David also loved being married.  So much so, he did it three times.  He met his first wife, Kathleen (Kat) McAuliffe, one day as she was making her way home from her job at the Gas Company in downtown Lawrence.   They married in 1949 and had one son, David F. Jr., of Boston.

After Kathleen passed in 1961, David was introduced by mutual friends to M. Patricia (Pat) O’Brien.  They married in the Fall of 1963, but their marriage was tragically brief ending with her sudden passing in 1966.

While David never drank or smoked, he loved a good party and he especially loved to dance.  David met his third wife, Anne Duggan Smith, one Friday night at the Commodore Ballroom in Lowell.  They married in 1970 and he moved to Dracut from his beloved Lawrence, where his family expanded to include a stepson, Michael Smith, and eventually a grandson, Jared, and granddaughter, Alison MacDonald (Patrick), all of Northbridge.

Before her passing in 2002 David and Anne traveled extensively throughout the North America, Hawaii, and Europe.  Fond memories included a trip to Disney World with their young grandchildren, a Grand Tour of Italy with their sons, and several trips to Ireland visiting relatives and touring the country, especially It’s Wild Atlantic Way.

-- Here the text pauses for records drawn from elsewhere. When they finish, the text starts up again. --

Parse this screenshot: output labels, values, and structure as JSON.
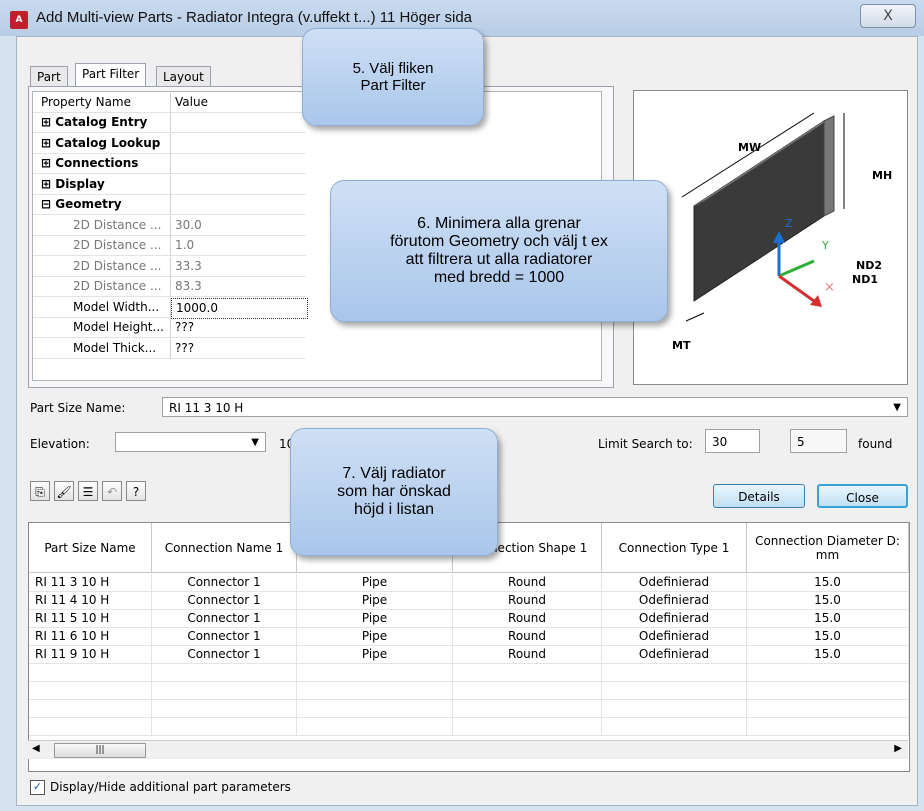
{
  "window": {
    "title": "Add Multi-view Parts - Radiator Integra (v.uffekt t...) 11 Höger sida",
    "close_glyph": "X",
    "app_icon": "autocad-mep-icon"
  },
  "tabs": [
    {
      "label": "Part"
    },
    {
      "label": "Part Filter"
    },
    {
      "label": "Layout"
    }
  ],
  "property_grid": {
    "header": {
      "name": "Property Name",
      "value": "Value"
    },
    "rows": [
      {
        "name": "⊞ Catalog Entry",
        "value": "",
        "style": "bold"
      },
      {
        "name": "⊞ Catalog Lookup",
        "value": "",
        "style": "bold"
      },
      {
        "name": "⊞ Connections",
        "value": "",
        "style": "bold"
      },
      {
        "name": "⊞ Display",
        "value": "",
        "style": "bold"
      },
      {
        "name": "⊟ Geometry",
        "value": "",
        "style": "bold"
      },
      {
        "name": "2D Distance ...",
        "value": "30.0",
        "style": "dim"
      },
      {
        "name": "2D Distance ...",
        "value": "1.0",
        "style": "dim"
      },
      {
        "name": "2D Distance ...",
        "value": "33.3",
        "style": "dim"
      },
      {
        "name": "2D Distance ...",
        "value": "83.3",
        "style": "dim"
      },
      {
        "name": "Model Width...",
        "value": "1000.0",
        "style": "normal"
      },
      {
        "name": "Model Height...",
        "value": "???",
        "style": "normal"
      },
      {
        "name": "Model Thick...",
        "value": "???",
        "style": "normal"
      }
    ]
  },
  "preview": {
    "labels": {
      "mw": "MW",
      "mh": "MH",
      "mt": "MT",
      "nd1": "ND1",
      "nd2": "ND2",
      "z": "Z",
      "y": "Y"
    }
  },
  "part_size": {
    "label": "Part Size Name:",
    "value": "RI 11 3  10 H"
  },
  "elevation": {
    "label": "Elevation:",
    "value": "",
    "offset": "10"
  },
  "limit": {
    "label": "Limit Search to:",
    "value": "30",
    "found_count": "5",
    "found_label": "found"
  },
  "buttons": {
    "details": "Details",
    "close": "Close"
  },
  "toolbar": {
    "help": "?"
  },
  "table": {
    "columns": [
      "Part Size Name",
      "Connection Name 1",
      "",
      "Connection Shape 1",
      "Connection Type 1",
      "Connection Diameter D: mm"
    ],
    "rows": [
      [
        "RI 11 3  10 H",
        "Connector 1",
        "Pipe",
        "Round",
        "Odefinierad",
        "15.0"
      ],
      [
        "RI 11 4  10 H",
        "Connector 1",
        "Pipe",
        "Round",
        "Odefinierad",
        "15.0"
      ],
      [
        "RI 11 5  10 H",
        "Connector 1",
        "Pipe",
        "Round",
        "Odefinierad",
        "15.0"
      ],
      [
        "RI 11 6  10 H",
        "Connector 1",
        "Pipe",
        "Round",
        "Odefinierad",
        "15.0"
      ],
      [
        "RI 11 9  10 H",
        "Connector 1",
        "Pipe",
        "Round",
        "Odefinierad",
        "15.0"
      ]
    ]
  },
  "checkbox": {
    "label": "Display/Hide additional part parameters",
    "checked": true
  },
  "callouts": [
    {
      "text": "5. Välj fliken\nPart Filter"
    },
    {
      "text": "6. Minimera alla grenar\nförutom Geometry och välj t ex\natt filtrera ut alla  radiatorer\nmed bredd = 1000"
    },
    {
      "text": "7. Välj radiator\nsom har önskad\nhöjd i listan"
    }
  ]
}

Locally, David and Anne loved taking trips with the Rainbow Club of Methuen and spent many a New Year’s Eve dancing the night away with good friends on a lively Rainbow Club trip somewhere in New England.

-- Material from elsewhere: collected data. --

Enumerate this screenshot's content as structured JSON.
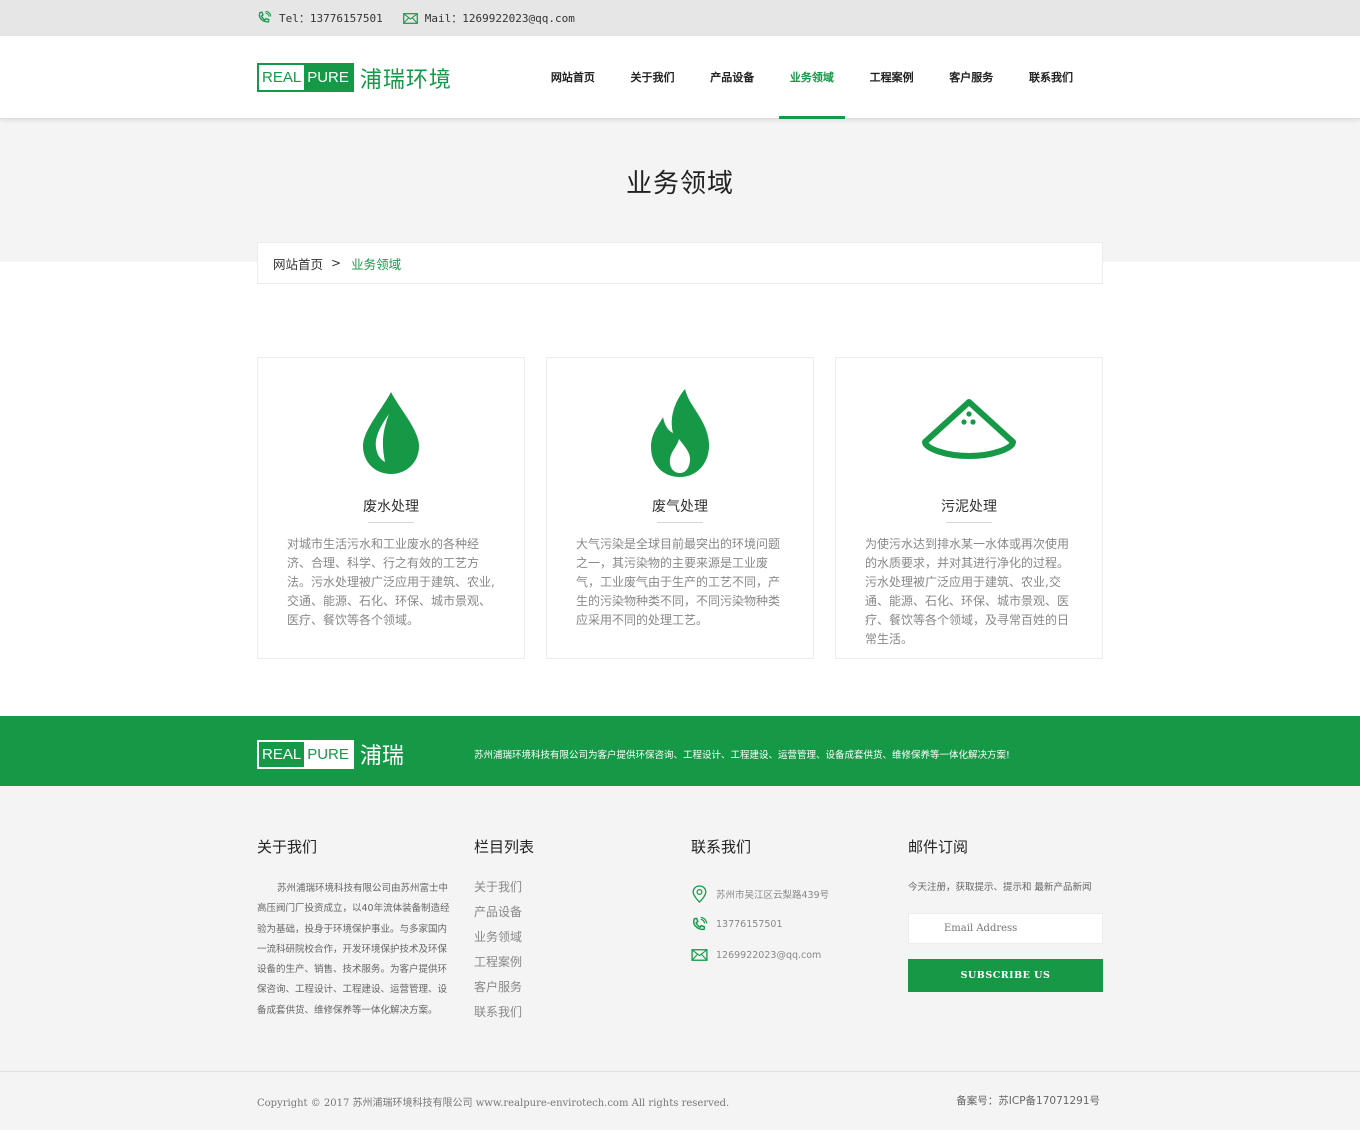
{
  "topbar": {
    "tel_label": "Tel：",
    "tel": "13776157501",
    "mail_label": "Mail：",
    "mail": "1269922023@qq.com"
  },
  "brand": {
    "real": "REAL",
    "pure": "PURE",
    "cn_name": "浦瑞环境",
    "cn_short": "浦瑞",
    "color": "#159947"
  },
  "nav": {
    "items": [
      "网站首页",
      "关于我们",
      "产品设备",
      "业务领域",
      "工程案例",
      "客户服务",
      "联系我们"
    ],
    "active": "业务领域"
  },
  "banner": {
    "title": "业务领域"
  },
  "breadcrumb": {
    "home": "网站首页",
    "separator": ">",
    "current": "业务领域"
  },
  "cards": [
    {
      "icon": "water-drop-icon",
      "title": "废水处理",
      "text": "对城市生活污水和工业废水的各种经济、合理、科学、行之有效的工艺方法。污水处理被广泛应用于建筑、农业,交通、能源、石化、环保、城市景观、医疗、餐饮等各个领域。"
    },
    {
      "icon": "flame-icon",
      "title": "废气处理",
      "text": "大气污染是全球目前最突出的环境问题之一，其污染物的主要来源是工业废气，工业废气由于生产的工艺不同，产生的污染物种类不同，不同污染物种类应采用不同的处理工艺。"
    },
    {
      "icon": "sludge-pile-icon",
      "title": "污泥处理",
      "text": "为使污水达到排水某一水体或再次使用的水质要求，并对其进行净化的过程。污水处理被广泛应用于建筑、农业,交通、能源、石化、环保、城市景观、医疗、餐饮等各个领域，及寻常百姓的日常生活。"
    }
  ],
  "band": {
    "slogan": "苏州浦瑞环境科技有限公司为客户提供环保咨询、工程设计、工程建设、运营管理、设备成套供货、维修保养等一体化解决方案!"
  },
  "footer": {
    "about": {
      "heading": "关于我们",
      "text": "苏州浦瑞环境科技有限公司由苏州富士中高压阀门厂投资成立，以40年流体装备制造经验为基础，投身于环境保护事业。与多家国内一流科研院校合作，开发环境保护技术及环保设备的生产、销售、技术服务。为客户提供环保咨询、工程设计、工程建设、运营管理、设备成套供货、维修保养等一体化解决方案。"
    },
    "links": {
      "heading": "栏目列表",
      "items": [
        "关于我们",
        "产品设备",
        "业务领域",
        "工程案例",
        "客户服务",
        "联系我们"
      ]
    },
    "contact": {
      "heading": "联系我们",
      "address": "苏州市吴江区云梨路439号",
      "phone": "13776157501",
      "email": "1269922023@qq.com"
    },
    "subscribe": {
      "heading": "邮件订阅",
      "desc": "今天注册，获取提示、提示和 最新产品新闻",
      "placeholder": "Email Address",
      "button": "SUBSCRIBE US"
    }
  },
  "copyright": {
    "text": "Copyright © 2017 苏州浦瑞环境科技有限公司 www.realpure-envirotech.com All rights reserved.",
    "icp": "备案号：苏ICP备17071291号"
  }
}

But in the end, what David loved best was a good craic with a friend or stranger shared over a hot cup of black coffee.  He had the Irish gift of gab and it was this simple pleasure that David thoroughly enjoyed till his very last days.

In addition to the Rainbow Club and the Lawrence Lodge of Elks, David was also a 4th Degree Knight of Columbus and a long-time member of the Men’s Club of the former St. Mary of the Assumption Parish in Collinsville, MA.

Joining his sons and grandchildren in their loss, David also leaves several loving nieces and nephews.

While David was not tested for Covid-19, the family believes his rapid decline and related circumstances were due to the virus and expresses their deep condolences to other families of nursing home patients who have lost a loved one in recent weeks due to this terrible disease.

At the same time, the family would also like to acknowledge and thank the staff – nurses, rehabilitation specialists, activity aides, and especially the personal care aides at Nevins Nursing and Rehabilitation in Methuen who lovingly cared for and supported David since 2013.

The family also would like to thank David’s life-long medical support team – Dr. Eduardo D. Haddad, MD, Dr. A. David Simkin, MD, and Dr. Lakshmi Shanmugham, MD who delivered excellent comfort, care, and advice enabling David to live a long, full, and happy life.

Finally, it would give David a smile to know that a contribution in his name has been made to either one of these fine organizations:  Lazarus House (lazarushouse.org/donate) or Nevins Nursing & Rehabilitation (nevinsfamily.org).

Due to MA state regulations during the COVID-19 pandemic, a private graveside service took place at St. Mary Immaculate Conception Cemetery in Lawrence. Arrangements by the Mahoney Funeral Home, 187 Nesmith Street, Lowell, MA  978-452-6361.